Transport(ed) to the future (1st of 2 parts)
DAVAO residents usually resort to jeepneys/multicabs, taxis, tricycles, pedicabs and habal-habals to travel with their district. The 2015 HIS report also indicated that for the respondents the habal-habal/motorycle is the worst transportation option; and yet many residents in places that are undeserved or unserved by public transport have to rely on the habal-habal for their daily commute.
According to the DSUT 2013 study, about 412,000 residents of 51 barangays, who are a third of the total population of the city’s planned urbanized area, do not have access to reliable public jeepney/multicab services, or at best get only poor service. Unmet transport needs of a third of the city’s urban population—surely that’s a gap as pressing as the transport needs of those who are flying into and out of the Davao International Airport.
Reader Ramon D. Naguita who is based in Toronto and who also heard about the KEC study wrote in to comment about the importance of creating stations in the LRT system that will connect the air, sea and land transport systems, noting for instance the presence of seaports in Sasa where passengers and seafarers disembark. He also pointed out that the planned international sports complex in the Mintal campus of the University of the Philippines-Mindanao would require mass transport support. Indeed the public transport requirements of Davao are many and would require systems-oriented rather than only projects-based thinking. Solutions to public transport problems are frequently presented as modern infrastructure projects that support the requirements of the economic and tourism sectors; hence the attractiveness of railway, flyover, and overpass/underpass systems. Undeniably these systems are important in the medium and long-term, and their high levels of investment require the cooperation of national government, international organizations, private sector and local government.
But such are their requirements—high costs of construction, operations and maintenance; space and road alignment, among others—that they cannot be rushed into. Thus the key questions about timing (do passenger forecasts indicate that we need the system in the next five years, or in the next ten years?), financial viability (will the system’s earnings and benefits warrant the investments over a realistic period of time?), and strategic fit (does the system support the long-term land use plans of the city?) are material and ought not be glossed over. We do not want a version of the Metro Manila LRT-MRT fiasco in Davao: systems that are expensive, highly subsidized by taxpayers’ money, and viewed as unsatisfactory by users.
Equally important are transportation reforms that, although highly relevant, are not financially attractive enough to interest international agencies and private business. Such reforms include changes to transport planning, franchising and regulatory framework, local transport information systems, and improvements of sidewalks, loading/unloading areas, and other passenger and pedestrian support facilities and infrastructure. These are areas requiring the cooperation of local and national government bodies, with local government providing clear leadership and direction.

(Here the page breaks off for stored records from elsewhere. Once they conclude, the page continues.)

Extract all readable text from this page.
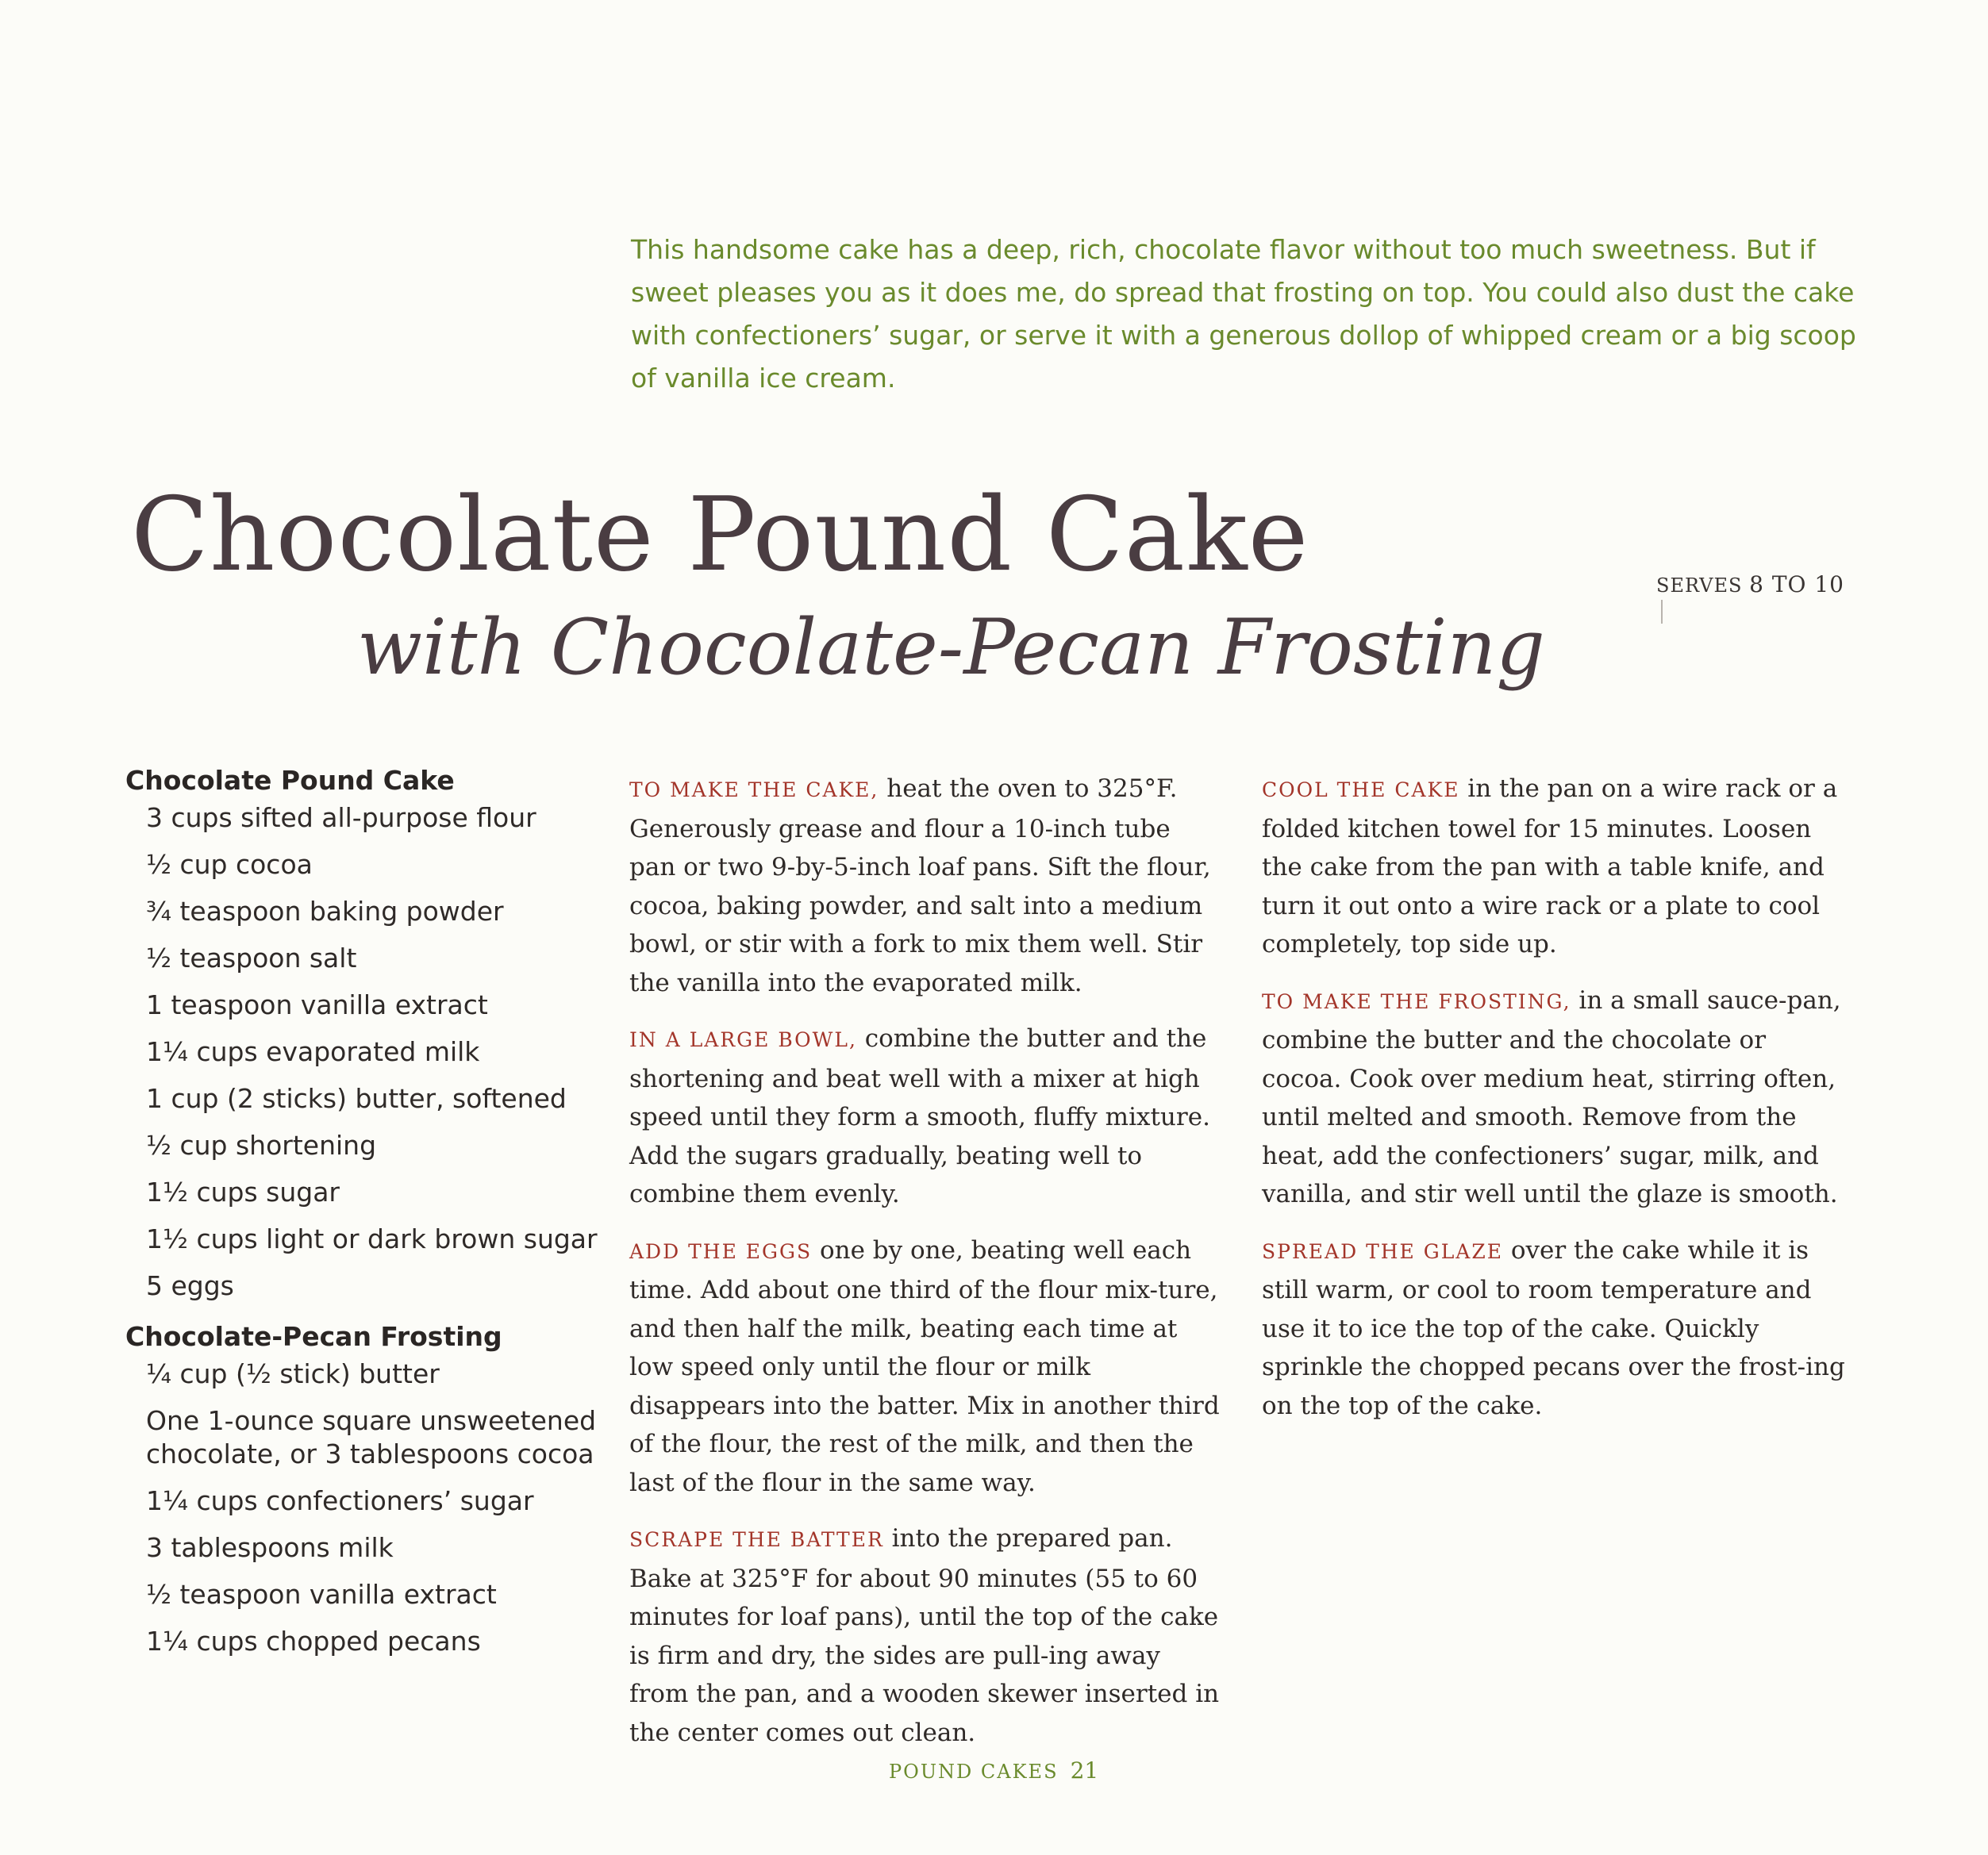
This handsome cake has a deep, rich, chocolate flavor without too much sweetness. But if sweet pleases you as it does me, do spread that frosting on top. You could also dust the cake with confectioners’ sugar, or serve it with a generous dollop of whipped cream or a big scoop of vanilla ice cream.
Chocolate Pound Cake
with Chocolate-Pecan Frosting
SERVES 8 TO 10
Chocolate Pound Cake
3 cups sifted all-purpose flour
½ cup cocoa
¾ teaspoon baking powder
½ teaspoon salt
1 teaspoon vanilla extract
1¼ cups evaporated milk
1 cup (2 sticks) butter, softened
½ cup shortening
1½ cups sugar
1½ cups light or dark brown sugar
5 eggs
Chocolate-Pecan Frosting
¼ cup (½ stick) butter
One 1-ounce square unsweetened chocolate, or 3 tablespoons cocoa
1¼ cups confectioners’ sugar
3 tablespoons milk
½ teaspoon vanilla extract
1¼ cups chopped pecans

TO MAKE THE CAKE, heat the oven to 325°F. Generously grease and flour a 10-inch tube pan or two 9-by-5-inch loaf pans. Sift the flour, cocoa, baking powder, and salt into a medium bowl, or stir with a fork to mix them well. Stir the vanilla into the evaporated milk.

IN A LARGE BOWL, combine the butter and the shortening and beat well with a mixer at high speed until they form a smooth, fluffy mixture. Add the sugars gradually, beating well to combine them evenly.

ADD THE EGGS one by one, beating well each time. Add about one third of the flour mix-ture, and then half the milk, beating each time at low speed only until the flour or milk disappears into the batter. Mix in another third of the flour, the rest of the milk, and then the last of the flour in the same way.

SCRAPE THE BATTER into the prepared pan. Bake at 325°F for about 90 minutes (55 to 60 minutes for loaf pans), until the top of the cake is firm and dry, the sides are pull-ing away from the pan, and a wooden skewer inserted in the center comes out clean.

COOL THE CAKE in the pan on a wire rack or a folded kitchen towel for 15 minutes. Loosen the cake from the pan with a table knife, and turn it out onto a wire rack or a plate to cool completely, top side up.

TO MAKE THE FROSTING, in a small sauce-pan, combine the butter and the chocolate or cocoa. Cook over medium heat, stirring often, until melted and smooth. Remove from the heat, add the confectioners’ sugar, milk, and vanilla, and stir well until the glaze is smooth.

SPREAD THE GLAZE over the cake while it is still warm, or cool to room temperature and use it to ice the top of the cake. Quickly sprinkle the chopped pecans over the frost-ing on the top of the cake.

POUND CAKES 21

For advocates of sustainable transport the transport systems of the future need to stand the three tests of sustainability articulated by Geoff Key, Team Leader of the DSUT 2013 project. Will a system be environmentally sustainable? That is, will it promote low carbon emissions, minimise physical disruption as well visual impact? Will it be financially sustainable? Meaning, will its revenues be sufficient to cover costs; will its rates be affordable to users? Will it be socially sustainable? Which means will it cover the most current transportation needs and also be adaptable to foreseeable future needs? Is it inclusive, addressing the needs of the differently-abled, pregnant women, children, the elderly, commuters who have to transport goods from/to local markets, as well as other users? Does it promote safety? Does a wide range of stakeholders support it?
A transport system that earns an informed yes to the three questions and thus has high likelihood of being environmentally, financially and socially sustainable: now that’s the future transport system we who call Davao home deserve.